His first novel, Le compte est bon, is a surprising literary game. Audacious, above all, since Louis-Daniel Godin requires the reader to let himself be transported without landmarks in scenes drawn from his family mythology, and absorbed in scattered memories which are then unrolled, dissected then rehashed until exhaustion before ultimately be questioned.

“These memories, I often told them on the couch, so I had already had fun going around them. It’s not bad when I decided that my analysis was over that the desire to write was born, ”says the thirty-something who now teaches literature at UQAM.

As on the couch of a psychoanalyst, he therefore let himself go to free association in writing, crossing scenes and memories whose vanishing point is childhood.

The narrator of Count is good grew up in Laval in the 1990s. Watching The Simpsons, The Golden Egg Hen, Numbers and Letters and South Park. He lived through his parents’ divorce, saw his mother get back together and struggle to make ends meet, had to deal with the successive moves that marked his childhood. A childhood which is not particularly dramatic, admits the author, even if certain scenes which inspired the novel made a “strong impression” on him, leaving him, despite the passage of the years, with a word, a sentence, a idea, vertigo, joy, suffering.

He counts “a bit of everything”, begins to calculate the ages, the amounts, the dates, to come to know if the account is good – a formula taken from his favorite show, Numbers and letters.

“I have the feeling that if everyone does the exercise of delving into their past, of giving importance to mundane events, everyone finds, like stones being turned over, their share of ‘shadow. In childhood, we are always confronted with laws whose nature we do not really understand. You have to deal with conflicting laws – mother’s law, father’s law, social law, teacher’s law – and it’s impossible to be even because everyone has different demands. »

This idea of ​​”being quit with life”, precisely, but quits with his mother, too, who adopted him at 5 days old and to whom he feels he is in debt, torments him and torments him through the novel.

“I start from this idea that, having been adopted, I have a desire to repay my place in the world; at the same time, I have the impression that it concerns a little bit everyone. »

But, he is now convinced, it is impossible to be quit with life. Writing, on the other hand, perhaps makes it possible to approach it, in his opinion, even if one realizes ultimately that there will always be a gap with the debt that one is trying to repay, between the truth and fiction, memory and reality, childhood and adulthood.

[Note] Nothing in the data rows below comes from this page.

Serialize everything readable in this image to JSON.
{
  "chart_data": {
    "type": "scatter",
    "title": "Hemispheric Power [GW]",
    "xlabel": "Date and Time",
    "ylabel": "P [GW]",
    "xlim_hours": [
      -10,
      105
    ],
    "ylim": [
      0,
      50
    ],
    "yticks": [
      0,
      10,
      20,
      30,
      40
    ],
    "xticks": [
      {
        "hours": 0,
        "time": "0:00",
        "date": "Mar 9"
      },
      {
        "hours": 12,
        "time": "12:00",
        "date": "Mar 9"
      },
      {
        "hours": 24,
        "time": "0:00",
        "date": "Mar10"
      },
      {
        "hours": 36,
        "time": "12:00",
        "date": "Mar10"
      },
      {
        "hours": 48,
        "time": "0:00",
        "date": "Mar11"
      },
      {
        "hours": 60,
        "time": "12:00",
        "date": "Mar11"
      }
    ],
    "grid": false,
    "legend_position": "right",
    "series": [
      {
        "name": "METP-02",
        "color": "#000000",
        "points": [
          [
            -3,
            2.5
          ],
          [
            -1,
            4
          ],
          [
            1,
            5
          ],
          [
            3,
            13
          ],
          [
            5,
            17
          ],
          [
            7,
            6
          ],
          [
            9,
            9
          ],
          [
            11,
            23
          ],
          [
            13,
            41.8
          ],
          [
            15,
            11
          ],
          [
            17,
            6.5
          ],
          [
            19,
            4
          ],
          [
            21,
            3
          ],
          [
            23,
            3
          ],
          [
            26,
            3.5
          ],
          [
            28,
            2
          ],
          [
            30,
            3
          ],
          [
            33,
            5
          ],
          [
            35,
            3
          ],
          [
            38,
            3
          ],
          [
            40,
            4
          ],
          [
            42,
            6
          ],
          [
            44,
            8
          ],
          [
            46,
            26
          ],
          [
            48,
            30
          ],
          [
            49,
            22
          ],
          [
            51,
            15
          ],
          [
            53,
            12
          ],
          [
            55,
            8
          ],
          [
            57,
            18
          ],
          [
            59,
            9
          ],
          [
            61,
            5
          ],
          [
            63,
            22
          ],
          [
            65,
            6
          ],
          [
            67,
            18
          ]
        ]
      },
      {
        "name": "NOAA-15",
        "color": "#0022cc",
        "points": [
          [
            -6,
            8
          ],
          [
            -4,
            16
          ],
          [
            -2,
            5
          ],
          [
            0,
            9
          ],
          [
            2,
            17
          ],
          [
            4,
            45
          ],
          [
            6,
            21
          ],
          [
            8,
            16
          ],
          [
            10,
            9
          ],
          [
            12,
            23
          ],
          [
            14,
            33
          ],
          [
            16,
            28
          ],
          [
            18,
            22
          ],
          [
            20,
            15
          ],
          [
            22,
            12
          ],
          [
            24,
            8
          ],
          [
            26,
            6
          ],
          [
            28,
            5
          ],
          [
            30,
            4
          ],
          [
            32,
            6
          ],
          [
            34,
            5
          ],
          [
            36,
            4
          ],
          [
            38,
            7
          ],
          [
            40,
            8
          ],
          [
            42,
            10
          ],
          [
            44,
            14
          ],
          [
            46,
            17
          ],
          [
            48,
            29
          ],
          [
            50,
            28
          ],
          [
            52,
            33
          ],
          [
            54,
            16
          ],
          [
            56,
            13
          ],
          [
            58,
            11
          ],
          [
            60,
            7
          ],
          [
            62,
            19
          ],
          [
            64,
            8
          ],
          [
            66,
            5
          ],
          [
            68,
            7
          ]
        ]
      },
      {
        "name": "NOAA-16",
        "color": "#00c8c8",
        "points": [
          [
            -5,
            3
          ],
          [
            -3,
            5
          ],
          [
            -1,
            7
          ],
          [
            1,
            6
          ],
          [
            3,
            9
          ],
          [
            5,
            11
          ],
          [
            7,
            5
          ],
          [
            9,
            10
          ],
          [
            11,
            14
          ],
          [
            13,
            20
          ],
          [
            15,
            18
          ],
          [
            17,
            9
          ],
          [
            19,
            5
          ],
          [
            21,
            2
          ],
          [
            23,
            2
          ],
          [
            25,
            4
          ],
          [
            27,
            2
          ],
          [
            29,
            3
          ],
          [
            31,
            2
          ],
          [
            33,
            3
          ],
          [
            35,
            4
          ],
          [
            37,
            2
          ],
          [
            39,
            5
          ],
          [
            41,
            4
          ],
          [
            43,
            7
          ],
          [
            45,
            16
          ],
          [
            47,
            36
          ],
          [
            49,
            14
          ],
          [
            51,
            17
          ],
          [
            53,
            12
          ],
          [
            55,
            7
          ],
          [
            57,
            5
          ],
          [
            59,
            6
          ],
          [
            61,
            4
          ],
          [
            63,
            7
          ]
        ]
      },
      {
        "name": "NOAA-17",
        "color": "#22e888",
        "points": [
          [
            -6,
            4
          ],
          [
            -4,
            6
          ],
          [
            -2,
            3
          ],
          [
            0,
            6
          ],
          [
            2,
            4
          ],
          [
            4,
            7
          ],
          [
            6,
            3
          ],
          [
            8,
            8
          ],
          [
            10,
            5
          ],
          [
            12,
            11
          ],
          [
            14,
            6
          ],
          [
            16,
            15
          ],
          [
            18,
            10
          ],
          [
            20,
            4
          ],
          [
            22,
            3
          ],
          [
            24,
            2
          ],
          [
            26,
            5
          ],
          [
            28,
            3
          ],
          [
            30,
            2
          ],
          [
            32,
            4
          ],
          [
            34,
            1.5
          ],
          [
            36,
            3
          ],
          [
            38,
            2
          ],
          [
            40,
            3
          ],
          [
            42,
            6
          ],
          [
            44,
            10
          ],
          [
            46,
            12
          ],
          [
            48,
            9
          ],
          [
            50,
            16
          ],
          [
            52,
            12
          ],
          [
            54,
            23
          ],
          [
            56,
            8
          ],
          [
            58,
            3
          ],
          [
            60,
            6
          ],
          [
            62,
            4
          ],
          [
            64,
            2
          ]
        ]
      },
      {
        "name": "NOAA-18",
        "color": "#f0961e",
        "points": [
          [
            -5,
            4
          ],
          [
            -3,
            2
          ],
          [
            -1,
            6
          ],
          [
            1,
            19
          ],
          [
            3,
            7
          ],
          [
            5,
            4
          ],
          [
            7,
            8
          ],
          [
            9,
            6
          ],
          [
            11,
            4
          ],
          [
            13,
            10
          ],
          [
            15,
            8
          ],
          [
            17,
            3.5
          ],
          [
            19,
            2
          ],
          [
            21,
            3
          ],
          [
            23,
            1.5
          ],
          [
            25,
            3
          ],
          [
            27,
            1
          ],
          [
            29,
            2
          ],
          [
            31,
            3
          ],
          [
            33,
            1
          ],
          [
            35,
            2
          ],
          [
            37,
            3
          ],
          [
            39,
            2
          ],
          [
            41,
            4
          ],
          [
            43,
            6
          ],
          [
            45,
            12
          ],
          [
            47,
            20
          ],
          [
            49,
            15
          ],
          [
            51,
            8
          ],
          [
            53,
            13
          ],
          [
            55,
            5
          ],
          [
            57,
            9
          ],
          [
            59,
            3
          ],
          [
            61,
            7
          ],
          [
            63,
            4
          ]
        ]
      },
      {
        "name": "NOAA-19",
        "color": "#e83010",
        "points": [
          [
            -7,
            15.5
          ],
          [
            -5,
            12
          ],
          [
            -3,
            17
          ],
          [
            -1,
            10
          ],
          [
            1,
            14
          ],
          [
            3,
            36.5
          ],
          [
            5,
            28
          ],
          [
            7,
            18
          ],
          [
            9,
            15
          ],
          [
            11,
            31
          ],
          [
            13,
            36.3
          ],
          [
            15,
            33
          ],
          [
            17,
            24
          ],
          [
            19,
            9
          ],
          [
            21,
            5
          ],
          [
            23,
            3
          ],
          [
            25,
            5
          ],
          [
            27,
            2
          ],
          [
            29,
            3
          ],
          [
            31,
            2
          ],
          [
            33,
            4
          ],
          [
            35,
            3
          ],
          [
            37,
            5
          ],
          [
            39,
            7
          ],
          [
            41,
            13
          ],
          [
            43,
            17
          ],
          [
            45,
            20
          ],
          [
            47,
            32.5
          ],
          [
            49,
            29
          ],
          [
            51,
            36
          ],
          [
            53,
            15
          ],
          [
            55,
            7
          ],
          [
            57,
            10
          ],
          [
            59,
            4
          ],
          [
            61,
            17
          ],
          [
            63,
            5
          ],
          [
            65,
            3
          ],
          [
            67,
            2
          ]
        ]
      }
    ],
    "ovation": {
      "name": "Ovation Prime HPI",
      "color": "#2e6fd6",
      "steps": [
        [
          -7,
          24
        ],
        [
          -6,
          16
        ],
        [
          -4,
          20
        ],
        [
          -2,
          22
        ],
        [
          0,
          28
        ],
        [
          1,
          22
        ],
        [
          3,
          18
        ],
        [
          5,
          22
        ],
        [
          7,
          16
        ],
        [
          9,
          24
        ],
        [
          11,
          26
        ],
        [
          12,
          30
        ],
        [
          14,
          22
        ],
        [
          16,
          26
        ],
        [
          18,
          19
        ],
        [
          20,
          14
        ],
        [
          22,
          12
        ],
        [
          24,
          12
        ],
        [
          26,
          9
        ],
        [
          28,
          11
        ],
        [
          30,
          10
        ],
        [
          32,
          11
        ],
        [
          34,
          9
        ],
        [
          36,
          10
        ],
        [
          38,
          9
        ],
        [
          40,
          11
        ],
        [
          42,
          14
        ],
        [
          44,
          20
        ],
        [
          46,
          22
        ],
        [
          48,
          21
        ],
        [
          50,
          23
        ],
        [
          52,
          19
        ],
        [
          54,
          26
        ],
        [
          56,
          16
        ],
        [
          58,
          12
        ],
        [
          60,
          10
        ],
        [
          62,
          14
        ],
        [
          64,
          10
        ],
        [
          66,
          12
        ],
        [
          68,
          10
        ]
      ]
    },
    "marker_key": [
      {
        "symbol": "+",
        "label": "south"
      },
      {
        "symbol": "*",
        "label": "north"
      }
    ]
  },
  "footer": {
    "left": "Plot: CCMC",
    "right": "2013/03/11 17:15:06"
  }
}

“Life is made up of these gaps, these holes, these intersections, this sticking out stuff,” he says.

If he candidly admits that he does not have the answer to all these existential questions that haunt some people like him, he is convinced that we are the sum of our experiences. And that “we must move forward, we must move forward anyway”, as he writes. Even in ignorance of things and numbers, he insists, even if it means stepping back to gain momentum forward.